I senatori di Forza Italia Annamaria Bernini, Lucio Malan e Luigi Vitali hanno firmato un’interpellanza urgente, indirizzata al ministro della Giustizia, per sapere se il titolare del dicastero non intenda “assumere iniziative volte ad omogenizzare su tutto il territorio nazionale la disciplina concernente l’organizzazione giudiziaria in vista di una ripartenza che rispetti tutti i protocolli di sicurezza ma che sia celere e certa, per non pregiudicare da un lato i diritti dei cittadini, dall’altro le prerogative professionali degli avvocati”.
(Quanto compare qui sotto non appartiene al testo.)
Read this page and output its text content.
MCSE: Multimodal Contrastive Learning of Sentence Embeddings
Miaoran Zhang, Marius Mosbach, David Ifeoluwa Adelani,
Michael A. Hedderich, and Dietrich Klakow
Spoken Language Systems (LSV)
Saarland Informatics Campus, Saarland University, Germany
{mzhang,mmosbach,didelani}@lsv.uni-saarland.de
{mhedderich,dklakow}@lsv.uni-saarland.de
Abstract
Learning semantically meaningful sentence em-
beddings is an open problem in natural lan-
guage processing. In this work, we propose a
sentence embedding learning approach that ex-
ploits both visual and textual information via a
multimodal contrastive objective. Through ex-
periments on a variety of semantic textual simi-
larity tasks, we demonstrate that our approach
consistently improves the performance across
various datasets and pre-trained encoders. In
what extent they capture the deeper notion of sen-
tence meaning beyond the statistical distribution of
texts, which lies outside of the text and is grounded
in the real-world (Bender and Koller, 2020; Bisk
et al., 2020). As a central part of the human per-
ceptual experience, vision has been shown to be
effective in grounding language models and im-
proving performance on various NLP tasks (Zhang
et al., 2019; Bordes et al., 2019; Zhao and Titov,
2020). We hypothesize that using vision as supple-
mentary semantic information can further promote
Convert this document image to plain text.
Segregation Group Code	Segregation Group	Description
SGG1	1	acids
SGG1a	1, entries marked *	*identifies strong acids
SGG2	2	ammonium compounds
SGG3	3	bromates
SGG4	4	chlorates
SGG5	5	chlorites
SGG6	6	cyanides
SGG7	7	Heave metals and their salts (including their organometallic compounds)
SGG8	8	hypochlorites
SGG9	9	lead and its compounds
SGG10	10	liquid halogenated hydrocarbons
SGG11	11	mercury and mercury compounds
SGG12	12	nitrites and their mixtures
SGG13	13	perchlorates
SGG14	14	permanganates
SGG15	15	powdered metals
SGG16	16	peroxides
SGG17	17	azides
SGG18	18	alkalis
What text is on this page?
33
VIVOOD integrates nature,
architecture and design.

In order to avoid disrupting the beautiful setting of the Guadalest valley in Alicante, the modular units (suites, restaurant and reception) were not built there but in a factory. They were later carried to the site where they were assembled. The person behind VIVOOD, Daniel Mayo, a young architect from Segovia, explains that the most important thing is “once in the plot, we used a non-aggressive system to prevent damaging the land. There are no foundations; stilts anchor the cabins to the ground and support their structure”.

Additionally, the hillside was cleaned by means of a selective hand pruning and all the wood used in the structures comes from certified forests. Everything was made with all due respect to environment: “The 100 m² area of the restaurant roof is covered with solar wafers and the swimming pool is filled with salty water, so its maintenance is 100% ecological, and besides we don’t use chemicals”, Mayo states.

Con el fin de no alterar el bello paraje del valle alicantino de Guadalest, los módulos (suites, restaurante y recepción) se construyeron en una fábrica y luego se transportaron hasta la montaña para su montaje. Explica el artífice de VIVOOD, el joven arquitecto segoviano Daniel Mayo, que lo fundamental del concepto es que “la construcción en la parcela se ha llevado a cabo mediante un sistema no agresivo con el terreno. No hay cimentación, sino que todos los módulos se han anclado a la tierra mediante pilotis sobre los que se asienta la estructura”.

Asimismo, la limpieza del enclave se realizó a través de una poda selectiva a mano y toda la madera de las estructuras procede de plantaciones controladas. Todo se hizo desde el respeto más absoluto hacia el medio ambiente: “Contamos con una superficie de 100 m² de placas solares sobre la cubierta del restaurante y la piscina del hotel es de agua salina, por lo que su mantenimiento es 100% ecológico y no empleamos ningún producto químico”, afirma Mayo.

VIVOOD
In premessa, gli inquilini di Palazzo Madama hanno citato le normative in materia di contenimento della diffusione del virus anche per quanto concerne l’amministrazione della giustizia in ambito civile, penale, tributario e militare:
“(…) in particolare, è stato stabilito che, per contrastare l’emergenza epidemiologica da COVID-19 e contenerne gli effetti negativi sullo svolgimento dell’attività giudiziaria, per il periodo compreso tra il 16 aprile e il 30 giugno 2020 i capi degli uffici giudiziari, sentiti l’autorità sanitaria regionale, per il tramite del Presidente della Giunta della Regione, e il Consiglio dell’ordine degli avvocati, adottano le misure organizzative, anche relative alla trattazione degli affari giudiziari, necessarie per consentire il rispetto delle indicazioni igienico-sanitarie fornite dal Ministero della salute, anche d’intesa con le Regioni, dal Dipartimento della funzione pubblica della Presidenza del Consiglio dei ministri, dal Ministero della giustizia e delle prescrizioni adottate in materia con decreti del Presidente;
tale disciplina è stata prorogata fino al 31 luglio p.v. dall’articolo 3 del decreto-legge 30 aprile 2020, n. 28 – recante misure urgenti per la funzionalità dei sistemi di intercettazioni di conversazioni e comunicazioni, ulteriori misure urgenti in materia di ordinamento penitenziario, nonché disposizioni integrative e di coordinamento in materia di giustizia civile, amministrativa e contabile e misure urgenti per l’introduzione del sistema di allerta COVID-19 -;
con Circolare 2 maggio 2020 – avente ad oggetto “prevenzione della diffusione del contagio da coronavirus e prime direttive per l’avvio della c.d. “fase 2” – il Dipartimento dell’Organizzazione giudiziaria del personale e dei Servizi ha fornito alcune indicazioni finalizzate a supportare l’avvio della “fase 2” dell’emergenza epidemiologica da Covid-19 negli uffici giudiziari;
di conseguenza, alla luce delle disposizioni di cui al decreto legge n.28, dal 12 maggio 2020 al 31 luglio 2020 è individuato un lasso temporale di graduale ripresa dell’attività degli uffici giudiziari, durante il quale i Capi degli Uffici medesimi dovranno adottare le misure organizzative nel rispetto delle indicazioni igienico-sanitarie indicate dal Governo;
come specificato nella citata circolare, l’articolo 83 del decreto-legge n.18 del 2020 convertito, con modificazioni, dalla legge n.27 del 2020, dispone che “l’attività giurisdizionale in ripresa dal 12 maggio p.v. al 31 luglio, si basi sulle linee guida demandate ai Capi degli uffici, sulla base di verifiche e di intese con l’autorità sanitaria locale competente e le istituzioni locali, in primis i consigli dell’ordine degli avvocati”;
non sfugge come l’incremento di differenti indicazioni nelle sedi regionali, talvolta più restrittive rispetto a quelle nazionali, anche sulla base della diversificazione territoriale del contagio che impone ancora particolari misure organizzative volte al contenimento dell’afflusso delle persone e precauzioni igienico-sanitarie, stia alimentando un’eccessiva eterogeneità nella ripresa dell’attività sul territorio nazionale che disorienta e di fatto la paralizza;
è indiscutibile il diritto dei funzionari e impiegati di lavorare in sicurezza, con accessi limitati di pubblico ed è altrettanto indiscutibile che le cancellerie prive di personale impediscono non tanto la normale ripresa dell’attività, ma qualsiasi tipo di attività: verifica, controlli, depositi, etc;
è noto che la gran parte delle esperienze del lavoro da remoto dei cancellieri comporti la impossibilità di accedere ai fascicoli di ufficio, considerato che lo smart working giudiziario consente solo attività residuali, non essendo possibile il collegamento da postazioni esterne ai fascicoli, ai registri e al sistema delle comunicazioni tramite pec, come peraltro denunciato anche dalla Unione delle Camere Penali”.
Infine, dunque il quesito-proposta di cui sopra.